2011-01-31 Thread Maciej Stachowiak

On Jan 31, 2011, at 5:48 PM, Aaron Boodman wrote:

 On Mon, Jan 31, 2011 at 5:23 PM, Ryosuke Niwa rn...@webkit.org wrote:
 On Mon, Jan 31, 2011 at 4:54 PM, Aaron Boodman a...@chromium.org wrote:
 
 It seems like the one line patch to C just broke A. It had a
 dependency on the behavior of C that was worth documenting. Now you
 have changed C and the behavior of A is probably wrong (or at least
 wasteful).
 
 Not necessarily. X' might be better a behavior and Y might no longer be
 needed because of that.
 
 That is exactly my point.
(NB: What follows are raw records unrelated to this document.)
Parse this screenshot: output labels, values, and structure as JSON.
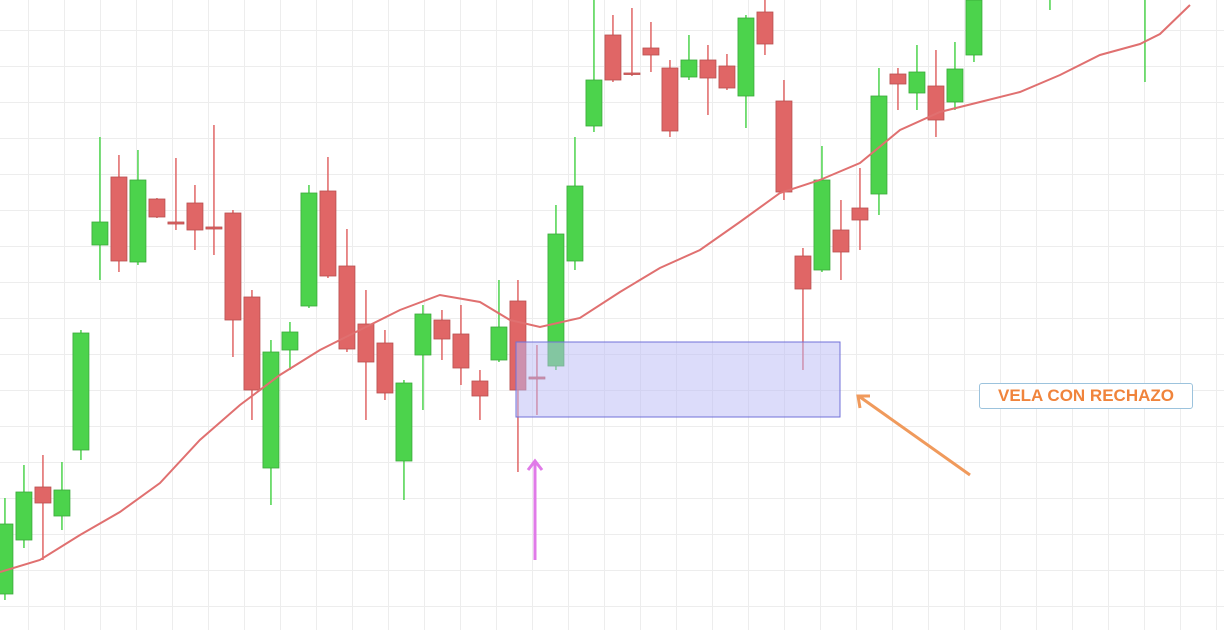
{
  "chart_data": {
    "type": "candlestick",
    "x": [
      0,
      1,
      2,
      3,
      4,
      5,
      6,
      7,
      8,
      9,
      10,
      11,
      12,
      13,
      14,
      15,
      16,
      17,
      18,
      19,
      20,
      21,
      22,
      23,
      24,
      25,
      26,
      27,
      28,
      29,
      30,
      31,
      32,
      33,
      34,
      35,
      36,
      37,
      38,
      39,
      40,
      41,
      42,
      43,
      44,
      45,
      46,
      47,
      48,
      49,
      50,
      51,
      55,
      60
    ],
    "open": [
      36,
      90,
      143,
      114,
      180,
      385,
      453,
      368,
      431,
      408,
      427,
      403,
      417,
      333,
      162,
      280,
      324,
      439,
      364,
      306,
      287,
      169,
      275,
      310,
      296,
      249,
      270,
      329,
      253,
      264,
      369,
      504,
      595,
      557,
      582,
      562,
      553,
      570,
      564,
      534,
      618,
      529,
      374,
      360,
      400,
      422,
      436,
      556,
      537,
      544,
      528,
      575,
      640,
      640
    ],
    "high": [
      132,
      165,
      175,
      168,
      300,
      493,
      475,
      480,
      432,
      472,
      445,
      505,
      420,
      340,
      290,
      308,
      445,
      473,
      401,
      340,
      300,
      250,
      325,
      320,
      325,
      260,
      350,
      350,
      285,
      425,
      493,
      630,
      615,
      622,
      608,
      570,
      595,
      585,
      576,
      615,
      630,
      550,
      382,
      484,
      430,
      462,
      562,
      562,
      585,
      580,
      588,
      630,
      660,
      660
    ],
    "low": [
      30,
      82,
      70,
      100,
      170,
      350,
      358,
      365,
      412,
      400,
      380,
      375,
      273,
      210,
      125,
      260,
      322,
      352,
      278,
      210,
      230,
      130,
      220,
      270,
      245,
      210,
      268,
      158,
      215,
      260,
      360,
      498,
      548,
      554,
      558,
      493,
      550,
      515,
      540,
      502,
      575,
      430,
      260,
      358,
      350,
      380,
      415,
      520,
      520,
      493,
      520,
      568,
      620,
      548
    ],
    "close": [
      106,
      138,
      127,
      140,
      297,
      408,
      369,
      450,
      413,
      406,
      400,
      401,
      310,
      240,
      278,
      298,
      437,
      354,
      281,
      268,
      237,
      247,
      316,
      291,
      262,
      234,
      303,
      240,
      251,
      396,
      444,
      550,
      550,
      556,
      575,
      499,
      570,
      552,
      542,
      612,
      586,
      438,
      341,
      450,
      378,
      410,
      534,
      546,
      558,
      510,
      561,
      630,
      660,
      660
    ],
    "up_color": "#4cd34c",
    "down_color": "#e06666",
    "xlim": [
      -0.26,
      64.16
    ],
    "ylim": [
      0,
      630
    ],
    "grid": true,
    "overlay": {
      "type": "line",
      "color": "#e07070",
      "x": [
        -0.26,
        1.84,
        3.95,
        6.05,
        8.16,
        10.26,
        12.37,
        14.47,
        16.58,
        18.68,
        20.79,
        22.89,
        25,
        26.58,
        28.16,
        30.26,
        32.37,
        34.47,
        36.58,
        38.68,
        40.79,
        42.89,
        45,
        47.11,
        49.21,
        51.32,
        53.42,
        55.53,
        57.63,
        59.74,
        60.79,
        62.37
      ],
      "values": [
        58,
        70,
        95,
        118,
        147,
        190,
        225,
        255,
        280,
        300,
        320,
        335,
        328,
        310,
        303,
        312,
        338,
        362,
        380,
        408,
        437,
        450,
        467,
        500,
        518,
        528,
        538,
        555,
        575,
        586,
        596,
        625
      ]
    },
    "annotation": "VELA CON RECHAZO"
  }
}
Either way the one line change leaves orphan
 code. Having a comment just improves your chances of finding it
 (assuming the comment references the depended-upon code).
 
 If you had the comment, at least a grep of the source would have found the
 dependency and alerted you that it was worth looking at this call site.
 
 I don't think so.  How do I know that modifying C would have changed the
 behavior of A?
 
 To be specific, I'm talking about this situation:
 
 void doA() {
  // We don't need to frobulate here because doC() already did that.
 }

If previous frobulation is a precondition of doA, that's better expressed as an 
ASSERT than as a comment. That way, if someone breaks the precondition, they'll 
find out when they test, whether or not they think to search for related 
comments.

I 3 asserts as a way to document preconditions.